Daí até a corte, o ritmo será outro, já demarcado pelo trem, pelo vapor, pelo
telégrafo. De Jundiaí, um telegrama avisa a Tavares Bastos, presidente da província,
sobre a chegada do Tenente Alfredo d’Escragnolle Taunay com as notícias da expedição
de Mato Grosso. Ela precisava, ainda, ser narrada.

Um ponto nodal
Ponto nodal de sua teia de narrativas sobre a guerra, o texto de estreia de Alfredo
Taunay nos quadros do Instituto parece ser um indicador importante do acerto de suas
estratégias. Ao longo de suas publicações na Revista, pode-se perceber nitidamente a
marca da tópica da viagem, revisitada em múltiplas chaves e conteúdos, entretecida com
aquela da Guerra do Paraguai, de modo a construir uma convergência entre a guerra e a
viagem, em narrativas que elaboram de modo peculiar a tessitura entre um experiência
(e um imaginário) do espaço e respectivamente uma construção de percepções do tempo
no Brasil do século XIX.
Nesse tempo que o Instituto quer presente e prenhe de futuro, o olhar viajante de
Taunay insere a tópica do abandono e da ruína, ao mesmo tempo em que procura
chamar a atenção do Império para a fronteira oeste, que os portugueses haviam
guarnecido e o Império não estava conseguindo preservar.

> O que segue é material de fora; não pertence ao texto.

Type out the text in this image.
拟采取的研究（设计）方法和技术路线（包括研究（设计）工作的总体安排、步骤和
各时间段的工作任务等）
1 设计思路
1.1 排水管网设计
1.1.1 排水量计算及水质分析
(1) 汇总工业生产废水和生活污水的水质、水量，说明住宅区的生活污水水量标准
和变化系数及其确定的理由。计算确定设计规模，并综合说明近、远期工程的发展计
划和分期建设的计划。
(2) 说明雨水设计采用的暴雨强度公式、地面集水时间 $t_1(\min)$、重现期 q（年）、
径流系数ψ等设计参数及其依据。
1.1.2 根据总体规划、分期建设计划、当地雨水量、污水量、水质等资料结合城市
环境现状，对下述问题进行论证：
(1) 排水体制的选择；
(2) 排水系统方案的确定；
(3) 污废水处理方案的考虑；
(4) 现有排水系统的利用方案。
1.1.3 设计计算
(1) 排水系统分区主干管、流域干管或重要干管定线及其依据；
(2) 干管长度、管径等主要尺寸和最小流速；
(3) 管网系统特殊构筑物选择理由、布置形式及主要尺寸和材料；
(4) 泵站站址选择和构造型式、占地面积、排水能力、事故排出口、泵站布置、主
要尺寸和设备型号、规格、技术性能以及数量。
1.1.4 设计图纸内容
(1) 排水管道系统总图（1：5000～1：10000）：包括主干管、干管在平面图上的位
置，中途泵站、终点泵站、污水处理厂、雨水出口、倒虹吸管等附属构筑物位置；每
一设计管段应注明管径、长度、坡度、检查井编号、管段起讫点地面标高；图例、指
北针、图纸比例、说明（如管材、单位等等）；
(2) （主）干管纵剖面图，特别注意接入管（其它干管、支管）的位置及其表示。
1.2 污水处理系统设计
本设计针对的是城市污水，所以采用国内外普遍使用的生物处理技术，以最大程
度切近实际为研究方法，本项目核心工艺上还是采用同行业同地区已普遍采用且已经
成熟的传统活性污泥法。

O sertão e os sertanejos da
fronteira oeste começam a povoar as páginas da Revista do Instituto, apontando em
direção a importantes mudanças historiográficas que iriam frutificar posteriormente, no
IHGB e fora dele. Ao narrar a guerra como viagem, elidindo seus temas mais doloroso e
polêmicos, Taunay procura se inserir em uma importante linhagem do instituto, através
da voz etnográfica e da descrição corográfica. O viajante, no seu retorno e na sua busca
de um novo começo, distingue-se dos povos que encontra, assim como dos
companheiros com quem compartilha a experiência. Distingue-se também dos brutos
com quem compartilhou o teto, o pão e às vezes férvidos afetos. Abandonados e
doentes, como são descritos os habitantes do sertão, vazias, dormente abandonadas suas
cidades e vilas, elas despertam lentamente ao passar do viajante, portador de um olhar
distante, mas compassivo, o olhar de um jovem tenente que desejou ser médico e que
intenta curá-los com artes populares ou com ciência da corte, como a personagem que
ele iria criar no romance Inocência, que viria à luz em 1871.